The CEO handles most customer conversations. The CTO presents at conferences. “Almost everyone has to sell, including our CTO,” Mitesh noted. When their technical team speaks publicly, they’re demonstrating architecture and selling value simultaneously.
Most deep-tech founders face pressure to build “balanced” organizations. Resist this until founder-led selling proves repeatable demand patterns. Premature sales hiring means paying people to learn your market while product-market fit remains uncertain.

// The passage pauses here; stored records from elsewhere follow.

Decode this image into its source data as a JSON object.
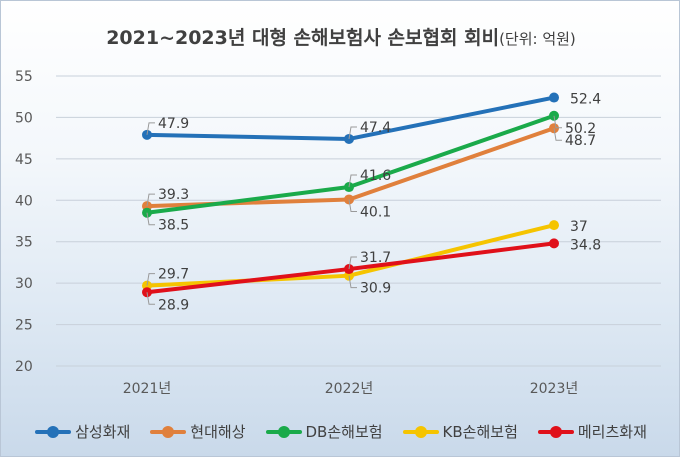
{
  "title": {
    "main": "2021~2023년 대형 손해보험사 손보협회 회비",
    "unit": "(단위: 억원)"
  },
  "chart_data": {
    "type": "line",
    "x": [
      "2021년",
      "2022년",
      "2023년"
    ],
    "series": [
      {
        "name": "삼성화재",
        "color": "#2471b8",
        "values": [
          47.9,
          47.4,
          52.4
        ]
      },
      {
        "name": "현대해상",
        "color": "#e0803c",
        "values": [
          39.3,
          40.1,
          48.7
        ]
      },
      {
        "name": "DB손해보험",
        "color": "#1aaa4a",
        "values": [
          38.5,
          41.6,
          50.2
        ]
      },
      {
        "name": "KB손해보험",
        "color": "#f5c400",
        "values": [
          29.7,
          30.9,
          37
        ]
      },
      {
        "name": "메리츠화재",
        "color": "#e0101a",
        "values": [
          28.9,
          31.7,
          34.8
        ]
      }
    ],
    "ylim": [
      20,
      55
    ],
    "yticks": [
      20,
      25,
      30,
      35,
      40,
      45,
      50,
      55
    ],
    "grid": true,
    "legend_position": "bottom"
  }
}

Let customer-facing roles emerge from specific, proven needs rather than theoretical org charts.
One insight shapes Positron’s entire competitive strategy: “Market doesn’t want to default to monopoly unless that monopoly is willingly out of the like. Markets actually want to find, you know, other vendors other things. They want oligopoly structure to exist.”
Customers seek alternatives even when Nvidia delivers superior performance. Not because they expect you to win across all benchmarks, but because they need supply chain resilience, pricing leverage, and infrastructure optionality.

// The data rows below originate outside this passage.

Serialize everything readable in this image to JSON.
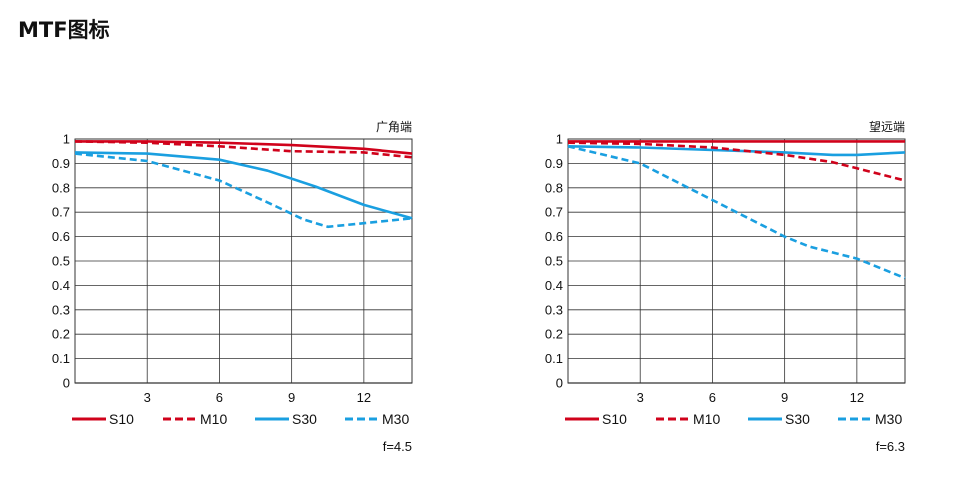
{
  "page": {
    "title": "MTF图标"
  },
  "colors": {
    "S10": "#d0021b",
    "M10": "#d0021b",
    "S30": "#1a9fe0",
    "M30": "#1a9fe0",
    "grid": "#333333"
  },
  "chart_data": [
    {
      "type": "line",
      "corner_label": "广角端",
      "aperture": "f=4.5",
      "xlim": [
        0,
        14
      ],
      "ylim": [
        0,
        1
      ],
      "xticks": [
        3,
        6,
        9,
        12
      ],
      "xtick_labels": [
        "3",
        "6",
        "9",
        "12"
      ],
      "yticks": [
        0,
        0.1,
        0.2,
        0.3,
        0.4,
        0.5,
        0.6,
        0.7,
        0.8,
        0.9,
        1
      ],
      "ytick_labels": [
        "0",
        "0.1",
        "0.2",
        "0.3",
        "0.4",
        "0.5",
        "0.6",
        "0.7",
        "0.8",
        "0.9",
        "1"
      ],
      "grid": true,
      "legend_position": "bottom",
      "series": [
        {
          "name": "S10",
          "style": "solid",
          "x": [
            0,
            3,
            6,
            9,
            12,
            14
          ],
          "y": [
            0.99,
            0.99,
            0.985,
            0.975,
            0.96,
            0.94
          ]
        },
        {
          "name": "M10",
          "style": "dashed",
          "x": [
            0,
            3,
            6,
            9,
            12,
            14
          ],
          "y": [
            0.99,
            0.985,
            0.97,
            0.95,
            0.945,
            0.925
          ]
        },
        {
          "name": "S30",
          "style": "solid",
          "x": [
            0,
            3,
            6,
            8,
            10,
            12,
            14
          ],
          "y": [
            0.945,
            0.94,
            0.915,
            0.87,
            0.805,
            0.73,
            0.675
          ]
        },
        {
          "name": "M30",
          "style": "dashed",
          "x": [
            0,
            3,
            6,
            8,
            9.5,
            10.5,
            12,
            14
          ],
          "y": [
            0.94,
            0.91,
            0.83,
            0.74,
            0.67,
            0.64,
            0.655,
            0.675
          ]
        }
      ]
    },
    {
      "type": "line",
      "corner_label": "望远端",
      "aperture": "f=6.3",
      "xlim": [
        0,
        14
      ],
      "ylim": [
        0,
        1
      ],
      "xticks": [
        3,
        6,
        9,
        12
      ],
      "xtick_labels": [
        "3",
        "6",
        "9",
        "12"
      ],
      "yticks": [
        0,
        0.1,
        0.2,
        0.3,
        0.4,
        0.5,
        0.6,
        0.7,
        0.8,
        0.9,
        1
      ],
      "ytick_labels": [
        "0",
        "0.1",
        "0.2",
        "0.3",
        "0.4",
        "0.5",
        "0.6",
        "0.7",
        "0.8",
        "0.9",
        "1"
      ],
      "grid": true,
      "legend_position": "bottom",
      "series": [
        {
          "name": "S10",
          "style": "solid",
          "x": [
            0,
            3,
            6,
            9,
            12,
            14
          ],
          "y": [
            0.99,
            0.99,
            0.99,
            0.99,
            0.99,
            0.99
          ]
        },
        {
          "name": "M10",
          "style": "dashed",
          "x": [
            0,
            3,
            6,
            9,
            11,
            12,
            14
          ],
          "y": [
            0.985,
            0.98,
            0.965,
            0.935,
            0.905,
            0.88,
            0.83
          ]
        },
        {
          "name": "S30",
          "style": "solid",
          "x": [
            0,
            3,
            6,
            9,
            11,
            12,
            14
          ],
          "y": [
            0.97,
            0.965,
            0.955,
            0.945,
            0.935,
            0.935,
            0.945
          ]
        },
        {
          "name": "M30",
          "style": "dashed",
          "x": [
            0,
            3,
            6,
            9,
            10,
            12,
            14
          ],
          "y": [
            0.97,
            0.9,
            0.75,
            0.6,
            0.56,
            0.51,
            0.43
          ]
        }
      ]
    }
  ]
}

“We know what Nvidia is doing, we know what Google TP’s are doing, we know what other silicons are doing. And look, they’re especially Nvidia is absolutely the best silicon in the world for all types of applications,” Mitesh acknowledged.
The strategy isn’t claiming broad superiority. It’s establishing credible excellence in specific domains while the incumbent optimizes for broader, more profitable segments.
“Beyond Nvidia and AMD, no company in the AI silicon world has been able to successfully sell to an Oracle, to a Microsoft, to Google and Amazon,” Mitesh said. “It’s not trivial job. But if we want to be successful, that’s where you find really that really strong kind of adhesion from which you can grow.”
Position as the credible second option for specific use cases. Customers will create room for you if you solve real constraints.
When asked about ten-year vision, Mitesh focused on one metric: deployed chips.
“To me it’s like how many chips can we get out? Nvidia is over 10 million, 15 million chips. If you can get anywhere close to that in the next 10 years, that’s a goal worthy of doing,” he said. “Whether we will see what the enterprise value will see, what the revenue that leads to. All those things are secondary.”
The path requires relentless product iteration. “If you tell me that in 10 years time Mitesh, I guarantee you I’ve seen the future… in the next 10 years you have launched over 10, 12 products in the silicon world, I will give much more probability that we will be successful.”
This matches Nvidia’s cadence and defies the traditional silicon industry’s 3-4 year cycles. It requires architecting your entire development process—design tools, verification flows, supply chain relationships—for annual iteration rather than perfect individual releases.
“You have to constantly do every 12 to 15 months,” Mitesh emphasized. Speed of learning compounds more than perfection of individual products.
Companies don’t win concentrated markets through single perfect products. They win through continuous learning cycles, rapid adaptation, and compounding advantages from shipping frequently.
Positron AI’s approach reveals how to compete against dominant incumbents: identify architectural gaps created by their economic incentives, discover your real value proposition through customer deployment, secure pre-sales to create organizational momentum, stay engineering-focused until demand patterns prove repeatable, and architect for rapid iteration over individual product perfection. In markets where one player controls 90%+, execution speed and domain focus create more leverage than resource advantages.